On Monday, acting IRS commissioner Dan Werfel and Treasury Inspector General J. Russell George said though there was not any evidence from the initial audit that IRS agents were ordered to target Tea Party and conservative organizations, they would continue to go where the facts take them to determine if an Obama administration official formally ordered the targeting.
Werfel and George were testifying before the House Appropriations Subcommittee on Financial Services and General Government as the embattled agency Werfel now leads is under fire for targeting conservative and Tea Party groups, as well as wasting taxpayer dollars on frivolous “team-building” videos and retreats.
In response to questions from Republicans like Reps. Hal Rogers (R-KY) and Ander Crenshaw (R-FL), Werfel vowed he would find out who ordered agents in Cincinnati to target conservatives and Tea Partiers.
Rogers, Chairman of the Appropriations Committee, said he could not understand how two low-level employees could take out such actions on their own, saying that theory “does not hold water.” Crenshaw also said that in an “arrogant and absolute abuse of power,” the IRS singled out groups and individuals for extra scrutiny and agents “harassed” and “bullied” conservatives–and that it was time for the IRS to come clean.

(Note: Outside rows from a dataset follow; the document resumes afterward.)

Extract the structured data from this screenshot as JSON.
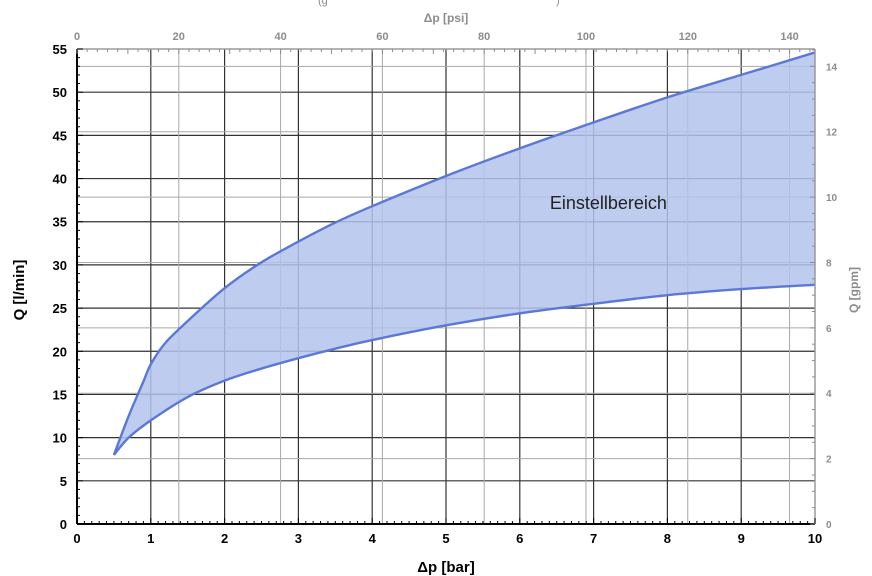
{
  "chart_data": {
    "type": "area",
    "title_partial": "(g",
    "title_partial_end": ")",
    "x_bottom": {
      "label": "Δp [bar]",
      "range": [
        0,
        10
      ],
      "ticks": [
        0,
        1,
        2,
        3,
        4,
        5,
        6,
        7,
        8,
        9,
        10
      ]
    },
    "x_top": {
      "label": "Δp [psi]",
      "range": [
        0,
        145
      ],
      "ticks": [
        0,
        20,
        40,
        60,
        80,
        100,
        120,
        140
      ]
    },
    "y_left": {
      "label": "Q [l/min]",
      "range": [
        0,
        55
      ],
      "ticks": [
        0,
        5,
        10,
        15,
        20,
        25,
        30,
        35,
        40,
        45,
        50,
        55
      ]
    },
    "y_right": {
      "label": "Q [gpm]",
      "range": [
        0,
        14.53
      ],
      "ticks": [
        0,
        2,
        4,
        6,
        8,
        10,
        12,
        14
      ]
    },
    "grid": true,
    "annotation": {
      "text": "Einstellbereich",
      "x": 7.2,
      "y": 36.5
    },
    "colors": {
      "fill": "#b3c3ec",
      "line": "#5b78d6",
      "grid": "#333333",
      "secondary_axis": "#8c8c8c"
    },
    "series": [
      {
        "x": [
          0.5,
          0.7,
          0.9,
          1.0,
          1.2,
          1.5,
          2.0,
          2.5,
          3.0,
          3.5,
          4.0,
          5.0,
          6.0,
          7.0,
          8.0,
          9.0,
          10.0
        ],
        "values": [
          8.0,
          12.5,
          16.5,
          18.5,
          21.0,
          23.5,
          27.3,
          30.3,
          32.7,
          34.9,
          36.8,
          40.3,
          43.5,
          46.5,
          49.4,
          52.0,
          54.6
        ]
      },
      {
        "x": [
          0.5,
          0.7,
          1.0,
          1.5,
          2.0,
          2.5,
          3.0,
          3.5,
          4.0,
          5.0,
          6.0,
          7.0,
          8.0,
          9.0,
          10.0
        ],
        "values": [
          8.0,
          10.0,
          12.0,
          14.7,
          16.6,
          18.0,
          19.2,
          20.3,
          21.3,
          23.0,
          24.4,
          25.5,
          26.5,
          27.2,
          27.7
        ]
      }
    ]
  }
}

He also said it was unfathomable that IRS agents were targeting conservatives without being ordered to do so.
Rep. Nita Lowey (D-NY) and Jose Serrano (D-NY) asked George if he had specific evidence that indicated administration officials ordered the targeting of conservative and Tea Party groups. George emphasized that there was not evidence of that in this specific audit, but said he would continue to “review this matter” and go “where the facts take us.”

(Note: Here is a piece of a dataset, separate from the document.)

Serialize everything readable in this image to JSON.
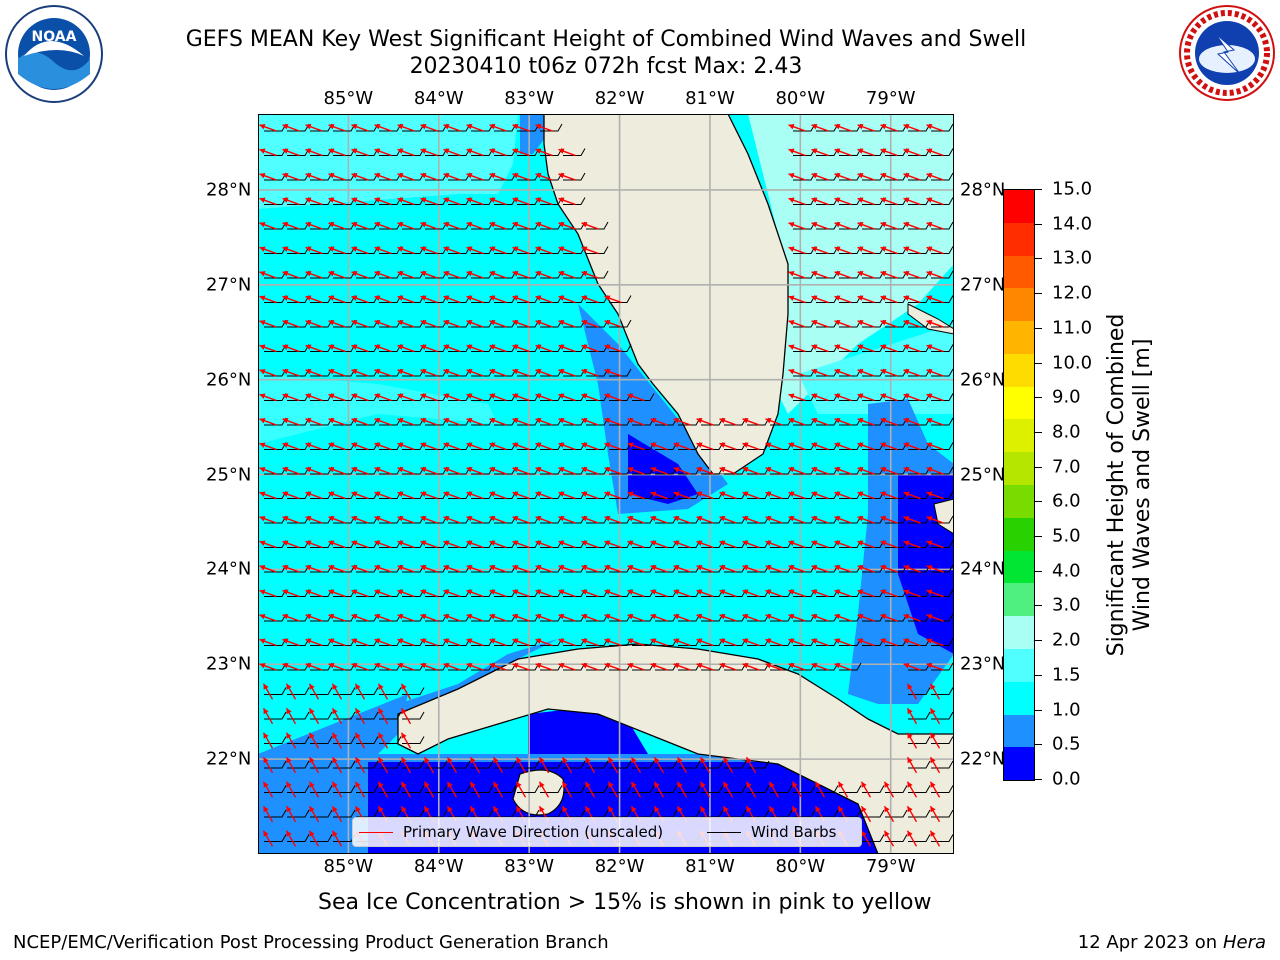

George said employees in Cincinnati refused to say who specifically ordered them to target conservatives in George’s initial audit; Werfel vowed to get to the bottom of who issued the order to those agents.
Over the weekend, it was revealed that an IRS employee in the Cincinnati office told Rep. Darrell Issa (R-CA) that orders to target conservatives came from officials in Washington, D.C.
Rogers, again, said it does not “seem reasonable” that the targeting occurred randomly. “We will not rest until someone gets us those answers,” he said.
Acknowledging that the IRS’s failures “undermined” the public’s trust, Werfel said people in the agency need to be held accountable and problems that led to the targeting needed to be fixed.
He also said he would work on the backlog of political cases because it was unacceptable that some groups have been waiting more than 500 days for their determination letters. The IRS is facing a lawsuit from Tea Party groups who sued the agency over the unfair targeting.
Obama named Werfel, a former White House budget official, to replace ousted acting IRS commissioner Steven Miller on May 16.